The response is to build SDKs that degrade gracefully:
- forward-compatible enums (accept unknown values in a type-safe way)
- forward-compatible unions
- “lax mode” for missing/mistyped fields
- smarter union deserialisation strategies
There’s a difference between:
- “SDK is a strict contract enforcer”
- “SDK is a resilient integration tool”
Most customers want the second. We support both.
Explicit versioning and metadata propagation
We use a hash of your full spec to track changes across versions, so you’re not required to explicitly update your version to communicate changes. However, I do recommend versioning your OpenAPI spec.
This allows you to make that version visible at runtime.
In Speakeasy SDKs, you can use hooks to inject cross-cutting behaviour
A practical pattern is:
- send OpenAPI doc version on every request
- send SDK version on every request
- use those values for feature negotiation and observability
Illustrative TypeScript hook:
import { SDK_METADATA } from "../lib/config.js";
import { Hooks } from "./types.js";
export function initHooks(hooks: Hooks) {
hooks.registerBeforeRequestHook({
beforeRequest(_, request) {
request.headers.set(
"x-openapi-doc-version",
SDK_METADATA.openapiDocVersion,
);
request.headers.set("x-sdk-version", SDK_METADATA.sdkVersion);
return request;
},
});
}Why this helps:
- OpenAPI doc version can map to feature sets (server-side) without guessing.
- SDK version distribution tells you who’s stuck, who upgrades, and which customers will be hurt by a breaking change.
func trackVersionMetrics(r *http.Request) {
sdkVersion := r.Header.Get("x-sdk-version")
openapiVersion := r.Header.Get("x-openapi-doc-version")
// NOTE: you should validate the versions, so malicious or malfunctioning clients
// don't bork your metrics system with high-cardinality columns
metrics.Increment("api.requests", map[string]string{
"sdk_version": sdkVersion,
"openapi_version": openapiVersion,
})
}You can’t manage what you can’t see.
Maintaining backwards compatibility with continuous testing
If you’re not already doing this, don’t worry. This is where most teams are weakest. They “try not to break stuff”, but they don’t continuously prove it.
One solid approach is workflow-based end-to-end tests.
If you haven’t already, I recommend reading Brian’s article on Arazzo-based E2E testing
What makes this powerful, is that it’s testing the things customers actually do.
A practical model:
- Keep historical versions of your OpenAPI spec (git tags are fine).
- Keep Arazzo workflows for your critical customer journeys.
- On every deploy (or nightly):
- check out older spec versions
- run the workflows against your current API
- fail fast if you broke an older contract
This turns backward compatibility from painful chore into an executable guarantee.

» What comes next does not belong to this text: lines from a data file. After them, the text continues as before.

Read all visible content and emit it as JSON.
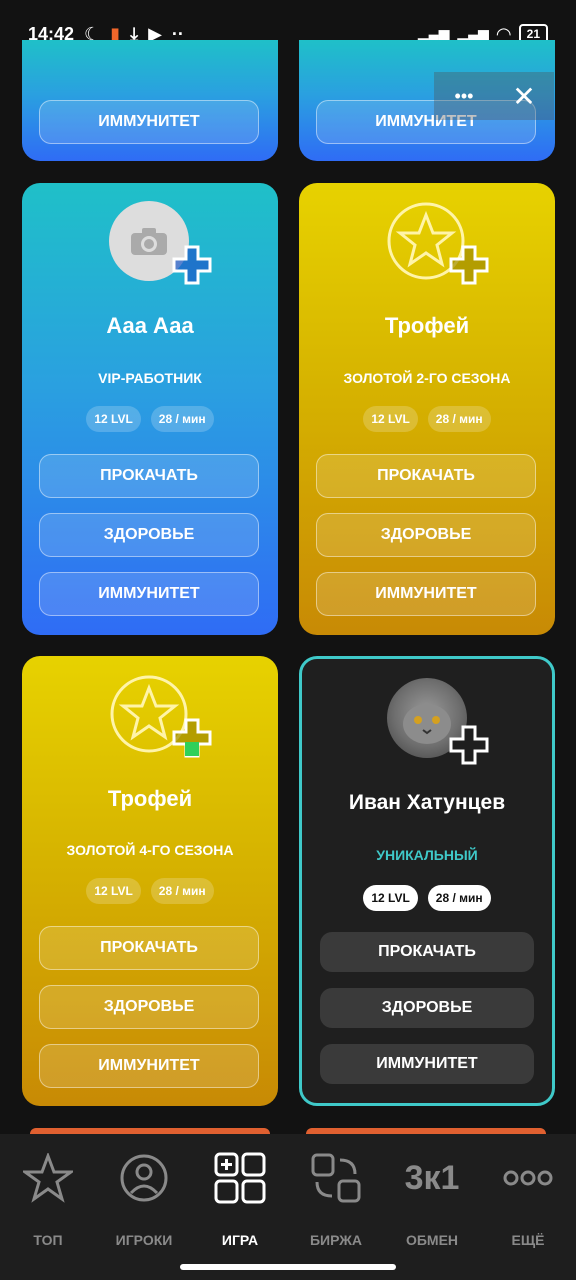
{
  "status_bar": {
    "time": "14:42",
    "battery": "21"
  },
  "top_buttons": {
    "more": "•••",
    "close": "✕"
  },
  "top_cards": [
    {
      "button": "ИММУНИТЕТ"
    },
    {
      "button": "ИММУНИТЕТ"
    }
  ],
  "cards": [
    {
      "name": "Ааа Ааа",
      "role": "VIP-РАБОТНИК",
      "level": "12 LVL",
      "rate": "28 / мин",
      "buttons": [
        "ПРОКАЧАТЬ",
        "ЗДОРОВЬЕ",
        "ИММУНИТЕТ"
      ],
      "theme": "blue"
    },
    {
      "name": "Трофей",
      "role": "ЗОЛОТОЙ 2-ГО СЕЗОНА",
      "level": "12 LVL",
      "rate": "28 / мин",
      "buttons": [
        "ПРОКАЧАТЬ",
        "ЗДОРОВЬЕ",
        "ИММУНИТЕТ"
      ],
      "theme": "gold"
    },
    {
      "name": "Трофей",
      "role": "ЗОЛОТОЙ 4-ГО СЕЗОНА",
      "level": "12 LVL",
      "rate": "28 / мин",
      "buttons": [
        "ПРОКАЧАТЬ",
        "ЗДОРОВЬЕ",
        "ИММУНИТЕТ"
      ],
      "theme": "gold"
    },
    {
      "name": "Иван Хатунцев",
      "role": "УНИКАЛЬНЫЙ",
      "level": "12 LVL",
      "rate": "28 / мин",
      "buttons": [
        "ПРОКАЧАТЬ",
        "ЗДОРОВЬЕ",
        "ИММУНИТЕТ"
      ],
      "theme": "dark"
    }
  ],
  "colors": {
    "accent_teal": "#3fc9c9",
    "orange_peek": "#e06030"
  },
  "tabs": [
    {
      "label": "ТОП",
      "icon": "star-icon"
    },
    {
      "label": "ИГРОКИ",
      "icon": "user-circle-icon"
    },
    {
      "label": "ИГРА",
      "icon": "grid-plus-icon",
      "active": true
    },
    {
      "label": "БИРЖА",
      "icon": "exchange-icon"
    },
    {
      "label": "ОБМЕН",
      "icon": "three-to-one-icon",
      "icon_text": "3к1"
    },
    {
      "label": "ЕЩЁ",
      "icon": "more-dots-icon"
    }
  ]
}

Core principles I’d actually follow
If you only remember a handful of things, make it these:
- Define the stable core of your API Be explicit about what’s truly contract, and what’s best-effort.
- Treat “additive” changes as dangerous unless you’ve designed for resilience Adding an enum value is dangerous (GitHub says so). Adding new fields is “backward-compatible” only if clients don’t validate strictly (Stripe’s docs assume this).

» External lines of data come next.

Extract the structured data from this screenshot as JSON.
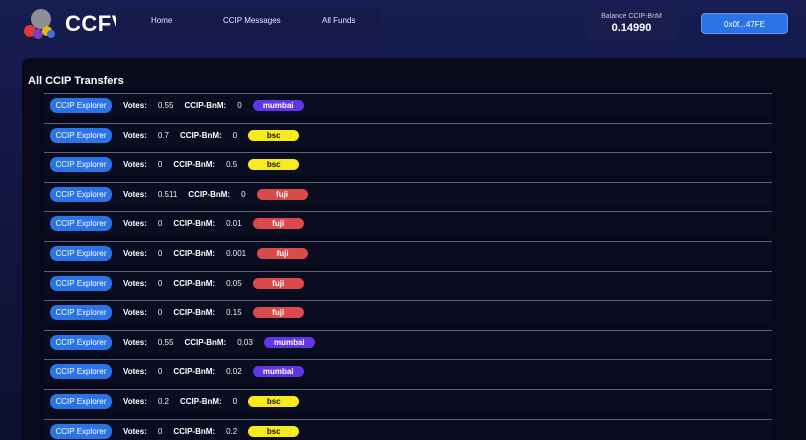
{
  "header": {
    "brand": "CCFV",
    "nav": [
      "Home",
      "CCIP Messages",
      "All Funds"
    ],
    "balance_label": "Balance CCIP-BnM",
    "balance_value": "0.14990",
    "wallet": "0x0f...47FE"
  },
  "main": {
    "title": "All CCIP Transfers",
    "explorer_label": "CCIP Explorer",
    "votes_label": "Votes:",
    "bnm_label": "CCIP-BnM:",
    "rows": [
      {
        "votes": "0.55",
        "bnm": "0",
        "chain": "mumbai"
      },
      {
        "votes": "0.7",
        "bnm": "0",
        "chain": "bsc"
      },
      {
        "votes": "0",
        "bnm": "0.5",
        "chain": "bsc"
      },
      {
        "votes": "0.511",
        "bnm": "0",
        "chain": "fuji"
      },
      {
        "votes": "0",
        "bnm": "0.01",
        "chain": "fuji"
      },
      {
        "votes": "0",
        "bnm": "0.001",
        "chain": "fuji"
      },
      {
        "votes": "0",
        "bnm": "0.05",
        "chain": "fuji"
      },
      {
        "votes": "0",
        "bnm": "0.15",
        "chain": "fuji"
      },
      {
        "votes": "0.55",
        "bnm": "0.03",
        "chain": "mumbai"
      },
      {
        "votes": "0",
        "bnm": "0.02",
        "chain": "mumbai"
      },
      {
        "votes": "0.2",
        "bnm": "0",
        "chain": "bsc"
      },
      {
        "votes": "0",
        "bnm": "0.2",
        "chain": "bsc"
      }
    ]
  },
  "colors": {
    "accent": "#2b74e8",
    "mumbai": "#6236e6",
    "bsc": "#f7ea1e",
    "fuji": "#db4a4a"
  }
}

- Make changes opt-in where you can New fields, new behaviours, new defaults — opt-in beats surprise.
- Versioning strategy is part of your interface forever Pick something you’re willing to support for years, not months.
- Have an explicit deprecation and sunset policy Use runtime signals like Deprecation/Sunset headers, and back them with real comms.
- Harden observability around versions and features You need to know who is on what, or you’re flying blind.
- Automate backwards compatibility testing Prefer workflow-level tests (Arazzo-style) over “unit tests of handlers”, because customers don’t call endpoints in isolation.
And the meta-rule, courtesy of Hyrum’s Law: assume customers depend on everything you didn’t mean to expose.
Once you accept it, you stop being surprised by breakages — and you start designing so they don’t happen in the first place.